Sunday, November 1, 2020

The Age of Sharing

 The Age of Sharing


“I have already settled it for myself so flattery and criticism go down the same drain and I am quite free.” -Georgia O’Keeffe

(from “How to Do What You Really Want While Saving the World at the Same Time”:)

Some guy claims that “The Artist Is Dead”. He wrote a book. It whines about how you used to be able to make a middle class living at being an artist, but now, because of the internet, (He calls it “Big Tech”) sadly, everything is free. (In truth, he means IF you were a white male fancied by the gatekeepers like the record companies and galleries and rich art collectors and fine arts endowment founders)

Hmmm. I’d say the artist is very much alive. More like, it is the death of the gatekeepers. Now, it is a direct relationship between an artist and the discoverer of the art. It is now, yes, a game of discovery, not selling. A million books a year are self published. There are billions of beautiful photos floating around on the cloud, with millions more added daily.

Kids are making zillions of little movies every minute. More self published songs bubble up on the interweb every day than you could listen to if you played them all day for hundreds of years.

“I like nonsense, it wakes up the brain cells.”- Dr. Seuss


Some just don’t bother to look for this stuff anymore, and allow the lowest common denominator to feed them cat videos or whatever. But the beauty, creative miracles, and free richness is here now, if you want to look for it.

“The world always seems brighter when you’ve just made something that wasn’t there before.”- Neil Gaiman 


“But are they good?” (Scream the unemployed gatekeepers.) “ Are they professional?!” Well if you mean, “not free,” then, no...


“Every artist was first an amateur.”- Ralph Waldo Emerson

New curators will arise to help us sort through it all. Networks will arise to share this creative bounty. It is as if we have been through a long winter where the only flowers you ever saw were in some exotic orchid greenhouse and suddenly spring arrives and the fields and roadsides everywhere are thick with abundant carpets of velvet flowers blooming in every color.

Actually I like the lowly common dandelions. And cat videos. And Etsy crafts. This great blooming of art, from the most basic to the most highbrow, is to be celebrated. But it is time to mentally unhitch art from the cart we have been making it drag around, which is the stated need to make it pay us money.

This is the dawning age of everyone as artist. The age of the gatekeeper is over. You don’t need a degree in art. You might get one to help you understand it, but not to do it. Most of us do not get a degree in talking, or walking, or eating, or singing or lovemaking, though all of these things do require immersion in the culture to learn and do well. There is some technical mastery in involved, but this is no mystic priesthood.  Art is no different.

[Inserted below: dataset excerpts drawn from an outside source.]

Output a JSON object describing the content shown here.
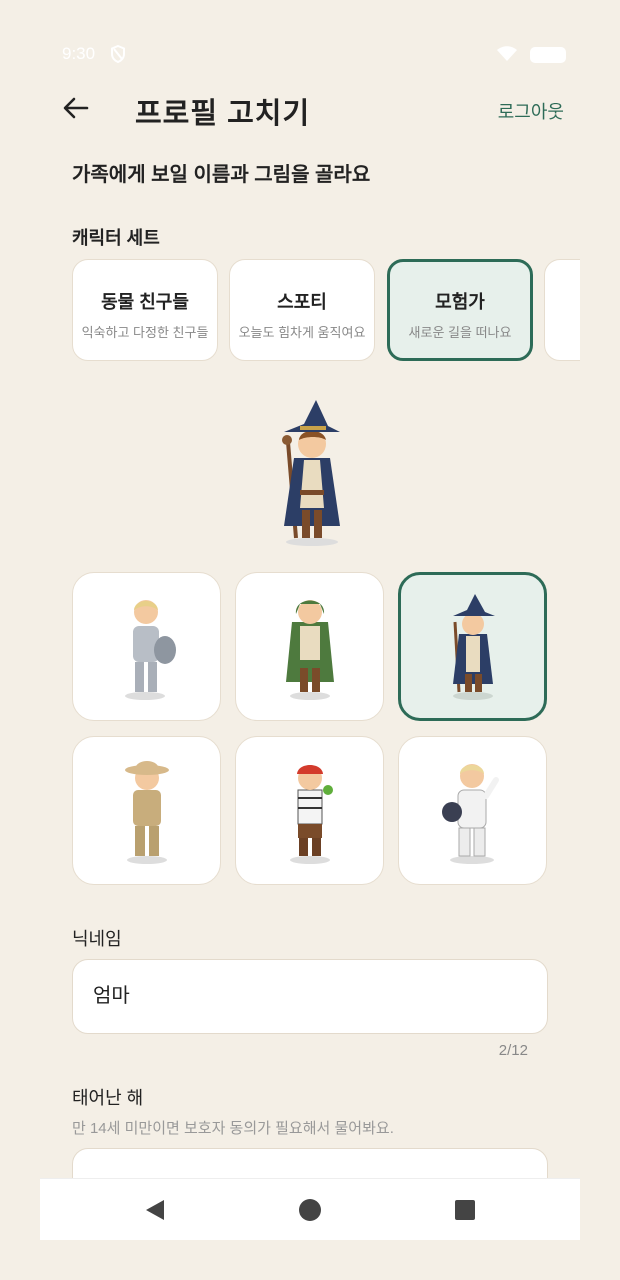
{
  "status_bar": {
    "time": "9:30"
  },
  "header": {
    "title": "프로필 고치기",
    "logout_label": "로그아웃"
  },
  "subtitle": "가족에게 보일 이름과 그림을 골라요",
  "character_set": {
    "label": "캐릭터 세트",
    "sets": [
      {
        "name": "동물 친구들",
        "desc": "익숙하고 다정한 친구들"
      },
      {
        "name": "스포티",
        "desc": "오늘도 힘차게 움직여요"
      },
      {
        "name": "모험가",
        "desc": "새로운 길을 떠나요",
        "selected": true
      }
    ]
  },
  "characters": [
    {
      "name": "knight",
      "selected": false
    },
    {
      "name": "archer",
      "selected": false
    },
    {
      "name": "wizard",
      "selected": true
    },
    {
      "name": "explorer",
      "selected": false
    },
    {
      "name": "pirate",
      "selected": false
    },
    {
      "name": "astronaut",
      "selected": false
    }
  ],
  "nickname": {
    "label": "닉네임",
    "value": "엄마",
    "counter": "2/12"
  },
  "birth_year": {
    "label": "태어난 해",
    "hint": "만 14세 미만이면 보호자 동의가 필요해서 물어봐요."
  },
  "colors": {
    "background": "#f4efe6",
    "accent": "#2d6b57",
    "selected_bg": "#e7f0eb"
  },
  "icons": {
    "back": "arrow-left-icon",
    "nav": [
      "back-triangle-icon",
      "home-circle-icon",
      "recents-square-icon"
    ]
  }
}
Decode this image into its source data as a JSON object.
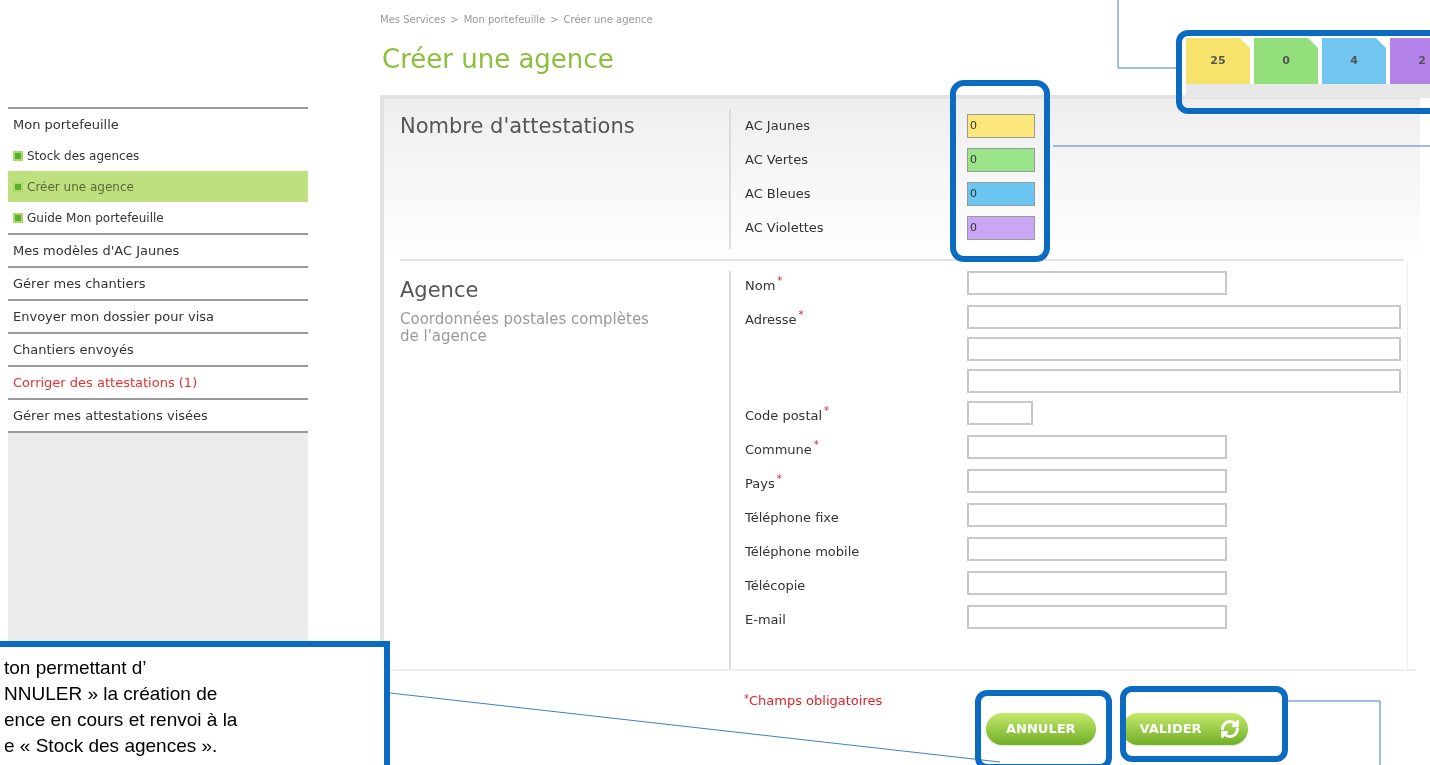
{
  "breadcrumb": [
    "Mes Services",
    "Mon portefeuille",
    "Créer une agence"
  ],
  "breadcrumb_separator": ">",
  "page_title": "Créer une agence",
  "counters": [
    {
      "value": "25",
      "color": "#f7e36c"
    },
    {
      "value": "0",
      "color": "#93df7c"
    },
    {
      "value": "4",
      "color": "#70c6ee"
    },
    {
      "value": "2",
      "color": "#b483ea"
    }
  ],
  "sidebar": {
    "items": [
      {
        "label": "Mon portefeuille",
        "selected": false,
        "alert": false,
        "children": [
          {
            "label": "Stock des agences",
            "selected": false
          },
          {
            "label": "Créer une agence",
            "selected": true
          },
          {
            "label": "Guide Mon portefeuille",
            "selected": false
          }
        ]
      },
      {
        "label": "Mes modèles d'AC Jaunes",
        "selected": false,
        "alert": false
      },
      {
        "label": "Gérer mes chantiers",
        "selected": false,
        "alert": false
      },
      {
        "label": "Envoyer mon dossier pour visa",
        "selected": false,
        "alert": false
      },
      {
        "label": "Chantiers envoyés",
        "selected": false,
        "alert": false
      },
      {
        "label": "Corriger des attestations (1)",
        "selected": false,
        "alert": true
      },
      {
        "label": "Gérer mes attestations visées",
        "selected": false,
        "alert": false
      }
    ]
  },
  "attestations": {
    "title": "Nombre d'attestations",
    "rows": [
      {
        "label": "AC Jaunes",
        "value": "0",
        "color": "#fde77a"
      },
      {
        "label": "AC Vertes",
        "value": "0",
        "color": "#9ae489"
      },
      {
        "label": "AC Bleues",
        "value": "0",
        "color": "#6cc6f2"
      },
      {
        "label": "AC Violettes",
        "value": "0",
        "color": "#cba6f5"
      }
    ]
  },
  "agence": {
    "title": "Agence",
    "subtitle": "Coordonnées postales complètes de l'agence",
    "required_mark": "*",
    "fields": [
      {
        "label": "Nom",
        "required": true,
        "kind": "text"
      },
      {
        "label": "Adresse",
        "required": true,
        "kind": "address"
      },
      {
        "label": "Code postal",
        "required": true,
        "kind": "short"
      },
      {
        "label": "Commune",
        "required": true,
        "kind": "text"
      },
      {
        "label": "Pays",
        "required": true,
        "kind": "text"
      },
      {
        "label": "Téléphone fixe",
        "required": false,
        "kind": "text"
      },
      {
        "label": "Téléphone mobile",
        "required": false,
        "kind": "text"
      },
      {
        "label": "Télécopie",
        "required": false,
        "kind": "text"
      },
      {
        "label": "E-mail",
        "required": false,
        "kind": "text"
      }
    ]
  },
  "required_note": {
    "mark": "*",
    "text": "Champs obligatoires"
  },
  "buttons": [
    {
      "label": "ANNULER",
      "kind": "plain"
    },
    {
      "label": "VALIDER",
      "kind": "refresh"
    }
  ],
  "callout": {
    "lines": [
      "ton permettant d’",
      "NNULER » la création de",
      "ence en cours et renvoi à la",
      "e « Stock des agences »."
    ]
  }
}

This is an age in which you can, for the first time since we lived in isolated tribes, just do it and share it with everyone. Only now the tribe is global. You have the whole world in which to look for and find the ones who like the things you do. This is not a problem!  This is awesome!

In the past, you needed to have money if you wanted to be an artist. You needed a patron. Customers, to buy your work. A job on the side at a university to train others that they needed to appreciate and buy your work. A network, a circle, a fan base, a mailing list, a go-fund-me, a spouse or relative to support you.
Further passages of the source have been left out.